- Born: September 8, 1815 Stamford, New York, U.S.
- Died: April 9, 1903 (aged 87) Chicago, Illinois, U.S.
- Education: Oberlin College
- Occupations: lawyer; real estate developer; politician;
- Spouses: Mary Elizabeth Austin ​ ​(m. 1850; died 1854)​; Mary Elizabeth ​(m. 1857)​;
- Children: 5

= John H. Kedzie =

American politician

John Hume Kedzie (1815–1903) was an American lawyer, real-estate developer, and politician.

==Early life==
John Kedzie was born September 8, 1815, in Stamford, New York, the son of Scottish immigrants. He graduated from Oberlin College in Oberlin, Ohio, in 1841, and was admitted to the bar in 1847. In 1847 he moved to Chicago to begin his law practice. After his arrival in Chicago he observed that Chicago was a bustling city with a fast-growing population that would soon outstrip its available space for housing the burgeoning population. Looking around, he realized that surrounding the city were large tracts of undeveloped land on which new neighborhoods and towns could be built to accommodate the burgeoning population—and coincidentally earn large profits for those with money to invest in land.

==Real estate==
Soon he gave up his law practice to take up real-estate development. With partners Luther L. Greenleaf, Cyrus P. Leland and John P. Wilson he formed the Ravenswood Land Company. The company purchased 200 acre of land near the Chicago and Great Western Railroad tracks in what is now—not coincidentally–the Ravenswood neighborhood on Northwest Side of Chicago.
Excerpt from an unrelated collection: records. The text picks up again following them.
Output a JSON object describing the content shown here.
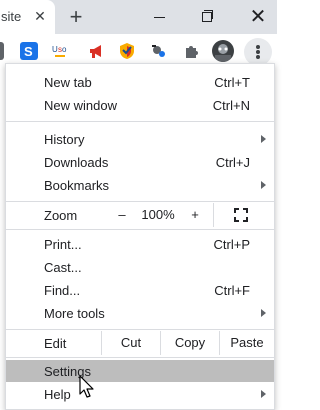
{
  "tab": {
    "title_fragment": "site p",
    "close_glyph": "✕"
  },
  "tabstrip": {
    "new_tab_glyph": "+",
    "close_glyph": "✕"
  },
  "extensions": [
    "s-extension-icon",
    "text-extension-icon",
    "megaphone-icon",
    "shield-icon",
    "bug-icon",
    "puzzle-icon",
    "avatar"
  ],
  "menu": {
    "items": {
      "new_tab": {
        "label": "New tab",
        "shortcut": "Ctrl+T"
      },
      "new_window": {
        "label": "New window",
        "shortcut": "Ctrl+N"
      },
      "history": {
        "label": "History"
      },
      "downloads": {
        "label": "Downloads",
        "shortcut": "Ctrl+J"
      },
      "bookmarks": {
        "label": "Bookmarks"
      },
      "print": {
        "label": "Print...",
        "shortcut": "Ctrl+P"
      },
      "cast": {
        "label": "Cast..."
      },
      "find": {
        "label": "Find...",
        "shortcut": "Ctrl+F"
      },
      "more_tools": {
        "label": "More tools"
      },
      "settings": {
        "label": "Settings"
      },
      "help": {
        "label": "Help"
      }
    },
    "zoom": {
      "label": "Zoom",
      "minus": "–",
      "value": "100%",
      "plus": "+"
    },
    "edit": {
      "label": "Edit",
      "cut": "Cut",
      "copy": "Copy",
      "paste": "Paste"
    }
  },
  "colors": {
    "tabstrip": "#dee1e6",
    "highlight": "#bdbdbd",
    "separator": "#dadce0",
    "text": "#202124"
  }
}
The company planned and developed land in Evanston. In 1868, Kedzie and Greenleaf moved to Evanston and were instrumental in laying out the Kedzie and Keeney's addition, which formed the nucleus of South Evanston. He was also involved in founding and developing Ravenswood and took an active part in laying out the Lurton and Kedzie addition to Jacksonville.

Kedzie built his home in Evanston on Ridge Avenue. Unfortunately his home burned down in 1873 and after rebuilding, the new home also burned in 1880. The third home on the same lot in Evanston stood firm but was demolished in 1967.

==Personal life==

Kedzie married twice. In July 1850, he married Mary Elizabeth Austin of Greene County, New York but she died July 16, 1854. Three years later he married Mary Elizabeth of Chicago and they became the parents of five children.
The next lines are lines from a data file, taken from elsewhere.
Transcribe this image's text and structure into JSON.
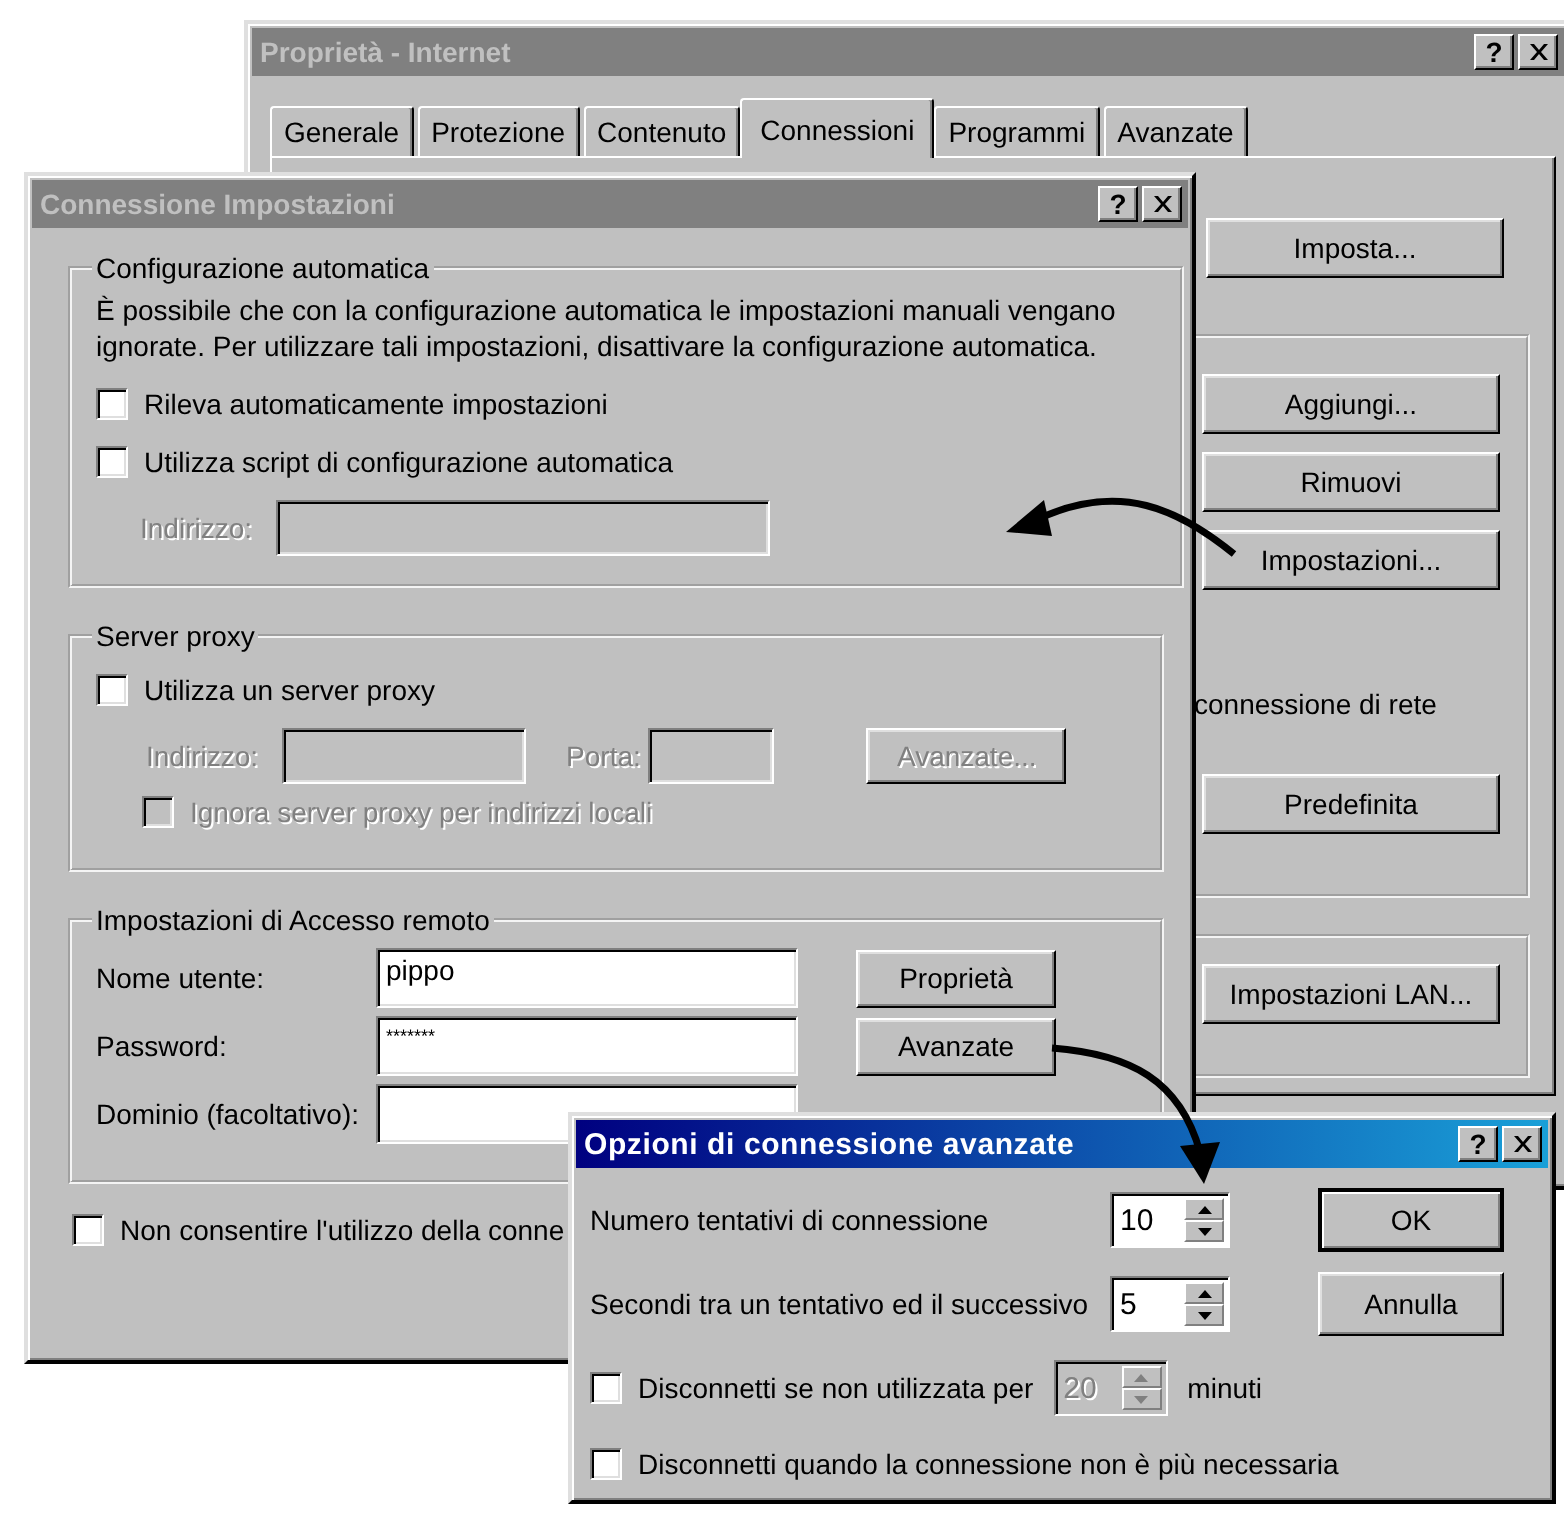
{
  "internet_properties": {
    "title": "Proprietà - Internet",
    "active": false,
    "help": "?",
    "tabs": [
      {
        "label": "Generale",
        "selected": false
      },
      {
        "label": "Protezione",
        "selected": false
      },
      {
        "label": "Contenuto",
        "selected": false
      },
      {
        "label": "Connessioni",
        "selected": true
      },
      {
        "label": "Programmi",
        "selected": false
      },
      {
        "label": "Avanzate",
        "selected": false
      }
    ],
    "setup_button": "Imposta...",
    "dialup_buttons": [
      "Aggiungi...",
      "Rimuovi",
      "Impostazioni..."
    ],
    "network_text": "connessione di rete",
    "default_button": "Predefinita",
    "lan_button": "Impostazioni LAN..."
  },
  "connection_settings": {
    "title": "Connessione Impostazioni",
    "active": false,
    "help": "?",
    "auto_config": {
      "legend": "Configurazione automatica",
      "description": "È possibile che con la configurazione automatica le impostazioni manuali vengano ignorate. Per utilizzare tali impostazioni, disattivare la configurazione automatica.",
      "options": [
        {
          "label": "Rileva automaticamente impostazioni",
          "checked": false
        },
        {
          "label": "Utilizza script di configurazione automatica",
          "checked": false
        }
      ],
      "address_label": "Indirizzo:"
    },
    "proxy": {
      "legend": "Server proxy",
      "use_proxy": {
        "label": "Utilizza un server proxy",
        "checked": false
      },
      "address_label": "Indirizzo:",
      "port_label": "Porta:",
      "advanced_button": "Avanzate...",
      "bypass": {
        "label": "Ignora server proxy per indirizzi locali",
        "checked": false
      }
    },
    "dialup": {
      "legend": "Impostazioni di Accesso remoto",
      "fields": [
        {
          "label": "Nome utente:",
          "value": "pippo"
        },
        {
          "label": "Password:",
          "value": "*******"
        },
        {
          "label": "Dominio (facoltativo):"
        }
      ],
      "buttons": [
        "Proprietà",
        "Avanzate"
      ]
    },
    "no_connection": {
      "label": "Non consentire l'utilizzo della conne",
      "checked": false
    }
  },
  "advanced_options": {
    "title": "Opzioni di connessione avanzate",
    "active": true,
    "help": "?",
    "spinners": [
      {
        "label": "Numero tentativi di connessione",
        "value": "10"
      },
      {
        "label": "Secondi tra un tentativo ed il successivo",
        "value": "5"
      }
    ],
    "idle": {
      "label": "Disconnetti se non utilizzata per",
      "checked": false,
      "value": "20",
      "unit": "minuti"
    },
    "auto_disconnect": {
      "label": "Disconnetti quando la connessione non è più necessaria",
      "checked": false
    },
    "buttons": [
      {
        "label": "OK",
        "default": true
      },
      {
        "label": "Annulla",
        "default": false
      }
    ]
  }
}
He espoused the cause of the abolitionist party, and met with five or six others in the first meetings held to organize the Republican Party in Illinois.

He was president of the Illinois Saint Andrew Society in 1854.

Kedzie and his partner Luther Greenleaf were benefactors to the city of Evanston, helping to found the Evanston Free Public Library in 1873, and Kedzie served as the first president of the library board. Luther Greenleaf was an early trustee and benefactor of the newly founded Northwestern University in Evanston. Greenleaf is remembered for purchasing the library of Johannes Schulze, a collection of 20,000 volumes of German and Classical writings, for the University's library.

In later years Kedzie served in the Illinois House of Representatives.

Kedzie died April 9, 1903, at the age of 87. He was interred in Rosehill Cemetery, in Chicago, near the neighborhood he helped create.

==Namesakes==
Kedzie Avenue on the Chicago's West Side and Kedzie Street in Evanston are named for John H. Kedzie.